Taylor’s hand went to his forehead. “You’re not hot.” He grinned; Umbria Starstarter thought he was molten lava. Taylor pinched his cheek. “Did you get any action this trip?”
He pushed his plate away and turned on the stool to face her. “Why would I answer that?” The bar had filled up in the time he’d taken to eat. There was a low-level buzz of chatter, the occasional shriek of laughter. He had to go get changed in a minute if he was going to bother. He could go on in his jeans, but bloody Sam had stretched the neck of his t, and Taylor had changed so he should make the effort.
She put her hand over his where it lay on the bar. “I think you’re lonely.”
He flipped his hand and clasped hers briefly before putting it back on the bar top. “Christ, where’s that coming from?”
“Just a thought.”
Just a thought that was going to make it harder to get her to accept the idea of moving in with him. It’d virtually convince her she was right if he asked now. “Umbria wanted me.”
“They all want you.” Taylor’s voice was all it’s hard to believe but true. “Was she as sexy as she sounds?”
“We only did two sessions in the studio together.” Umbria had wanted to go all method on his Captain Vox ass, ten minutes after they were introduced. “She was interesting.”
“Is that code for old, fat and
ugly?”
He laughed. “She was one of those instant clingy ones.”
Taylor put a glass of water in his hand. “Oh, you hate that.”
He shivered. It was an occupational hazard and he did hate it. “The only one allowed to cling to me is you, Tay.”

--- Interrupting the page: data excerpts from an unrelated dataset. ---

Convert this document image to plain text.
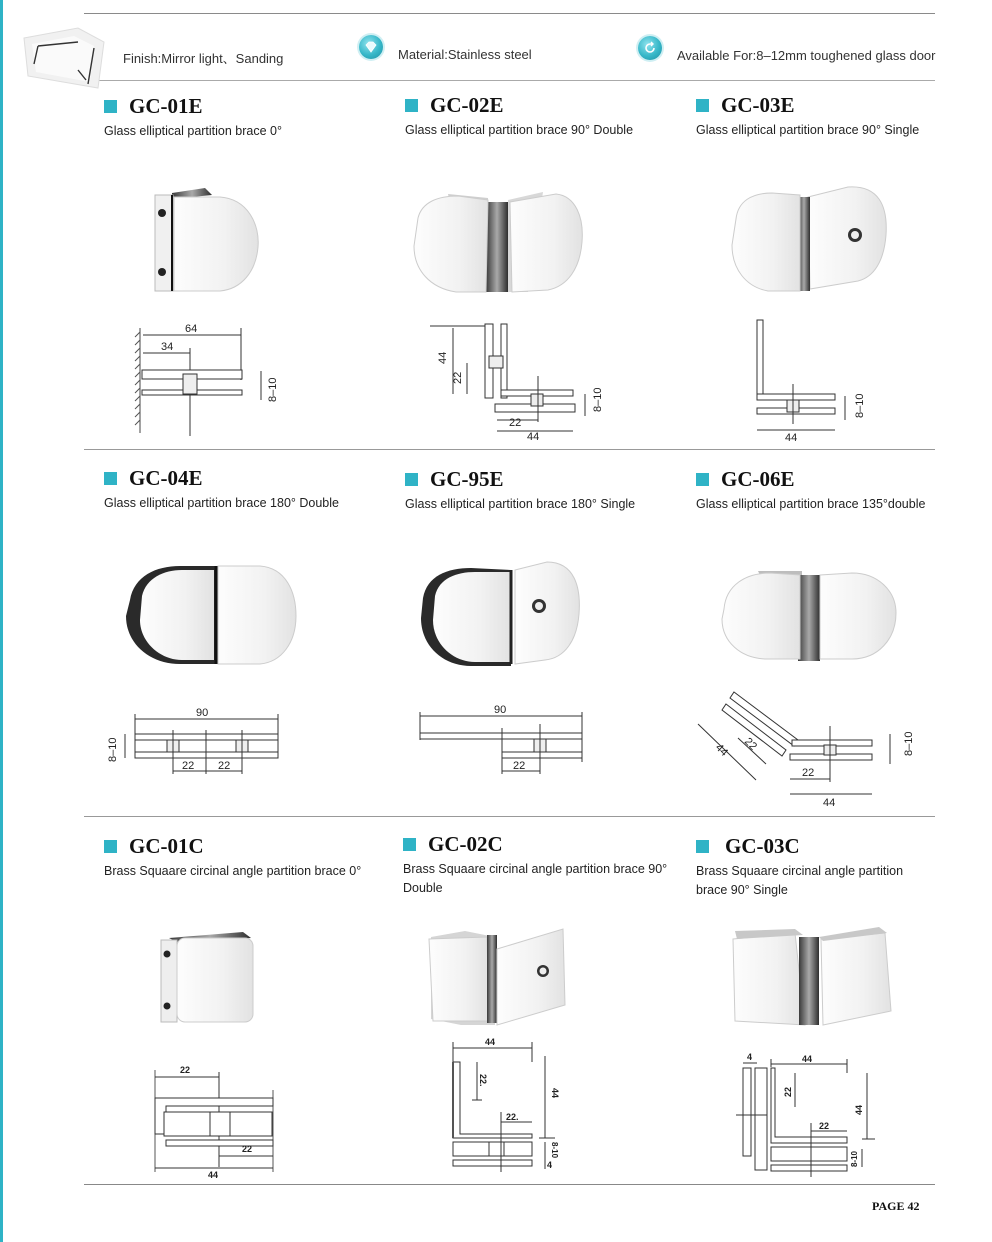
Finish:Mirror light、Sanding	Material:Stainless steel	Available For:8–12mm toughened glass door
GC-01E
Glass elliptical partition brace 0°
64
34
8–10
GC-02E
Glass elliptical partition brace 90° Double
44
22
8–10
22
44
GC-03E
Glass elliptical partition brace 90° Single
8–10
44
GC-04E
Glass elliptical partition brace 180° Double
90
8–10
22 22
GC-95E
Glass elliptical partition brace 180° Single
90
22
GC-06E
Glass elliptical partition brace 135°double
44 22	8–10
22
44
GC-01C
Brass Squaare circinal angle partition brace 0°
22
22
44
GC-02C
Brass Squaare circinal angle partition brace 90° Double
44
22.
44
22.
8-10
4
GC-03C
Brass Squaare circinal angle partition brace 90° Single
4	44
22
44
22
8-10
PAGE 42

“But one day you’re going to want someone else to cling to you.”
He sipped the water and the ice in it made him cough. “Meanwhile I’ll stick to the non-cling variety.” By which they both knew he meant women happy to sign up for a good time, not a long time. He held out his hand and she took it. “I need to change.”

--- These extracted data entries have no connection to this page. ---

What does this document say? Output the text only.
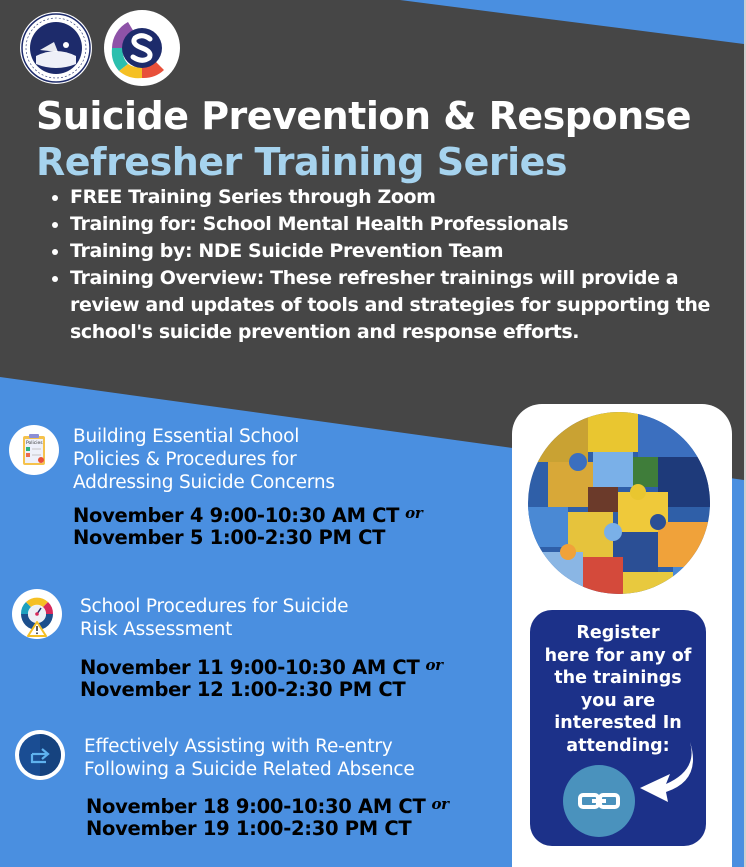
Suicide Prevention & Response
Refresher Training Series
• FREE Training Series through Zoom
• Training for: School Mental Health Professionals
• Training by: NDE Suicide Prevention Team
• Training Overview: These refresher trainings will provide a review and updates of tools and strategies for supporting the school's suicide prevention and response efforts.
Policies Building Essential School
Policies & Procedures for
Addressing Suicide Concerns
November 4 9:00-10:30 AM CT $^{or}$
November 5 1:00-2:30 PM CT
School Procedures for Suicide
Risk Assessment
November 11 9:00-10:30 AM CT $^{or}$
November 12 1:00-2:30 PM CT
Effectively Assisting with Re-entry
Following a Suicide Related Absence
November 18 9:00-10:30 AM CT $^{or}$
November 19 1:00-2:30 PM CT
Register
here for any of
the trainings
you are
interested In
attending:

She went with him behind the bar and into the room they used as a green room. Sam and Jamie were already there. Still short-staffed, Angus stayed behind the bar pouring beers.
He ditched his jeans and t for black tailored pants and a white dress shirt, no tie, couple of buttons left undone and the sleeves rolled up. It was what he usually wore on stage. Taylor tousled his hair with gel and he donned his shades.

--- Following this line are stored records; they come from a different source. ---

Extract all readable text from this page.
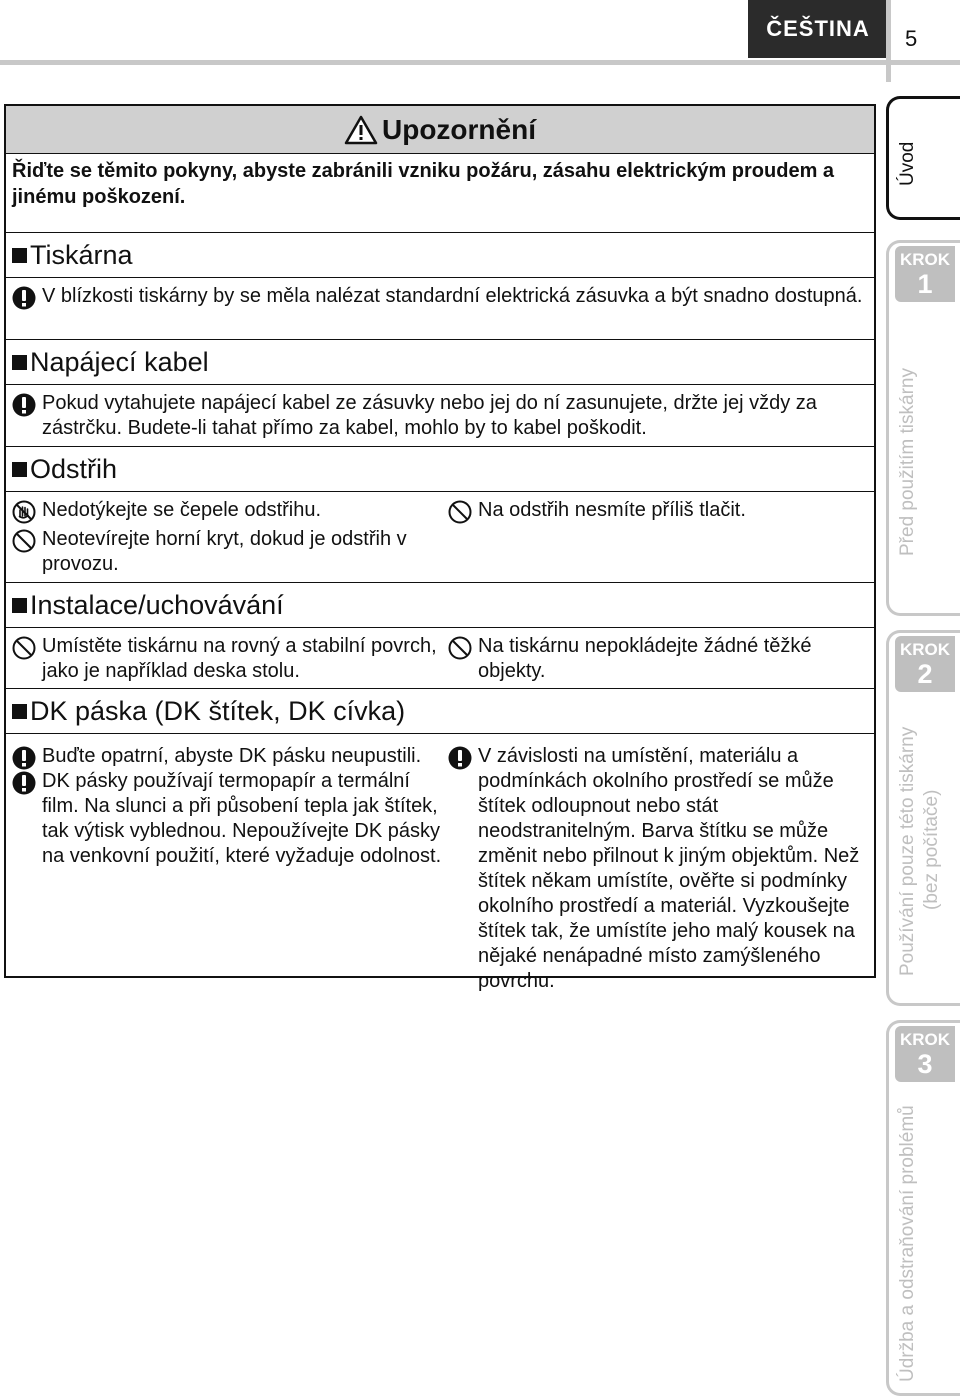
ČEŠTINA 5
Upozornění
Řiďte se těmito pokyny, abyste zabránili vzniku požáru, zásahu elektrickým proudem a jinému poškození.
Tiskárna
V blízkosti tiskárny by se měla nalézat standardní elektrická zásuvka a být snadno dostupná.
Napájecí kabel
Pokud vytahujete napájecí kabel ze zásuvky nebo jej do ní zasunujete, držte jej vždy za zástrčku. Budete-li tahat přímo za kabel, mohlo by to kabel poškodit.
Odstřih
Nedotýkejte se čepele odstřihu.
Neotevírejte horní kryt, dokud je odstřih v provozu.
Na odstřih nesmíte příliš tlačit.
Instalace/uchovávání
Umístěte tiskárnu na rovný a stabilní povrch, jako je například deska stolu.
Na tiskárnu nepokládejte žádné těžké objekty.
DK páska (DK štítek, DK cívka)
Buďte opatrní, abyste DK pásku neupustili.
DK pásky používají termopapír a termální film. Na slunci a při působení tepla jak štítek, tak výtisk vyblednou. Nepoužívejte DK pásky na venkovní použití, které vyžaduje odolnost.
V závislosti na umístění, materiálu a podmínkách okolního prostředí se může štítek odloupnout nebo stát neodstranitelným. Barva štítku se může změnit nebo přilnout k jiným objektům. Než štítek někam umístíte, ověřte si podmínky okolního prostředí a materiál. Vyzkoušejte štítek tak, že umístíte jeho malý kousek na nějaké nenápadné místo zamýšleného povrchu.
Úvod
KROK
1
Před použitím tiskárny
KROK
2
Používání pouze této tiskárny (bez počítače)
KROK
3
Údržba a odstraňování problémů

“The Voice is ready,” he announced to the room and got no reply. Bastards. The three of them were breathing, the least they could do was laugh.
Angus came in smacking his hands together. “Full house out there. Had to call Heather to come help in the kitchen.”
“You’ll be on the couch tonight,” said Jamie.
“Can’t be a shock,” said Taylor.
Angus grunted. “How the fuck am I supposed to get reliable staff? I hate having to call on her.” He was genuinely upset.
“What have I missed?”
“Ah crap, Damon. I promised she wouldn’t have to work nights anymore while she’s studying.”
“She got in. Man, why didn’t you tell me?” Damon stood and they hugged. Two years Heather had been trying to get into uni to study law as a mature age student. “Where is she? I need a hug.”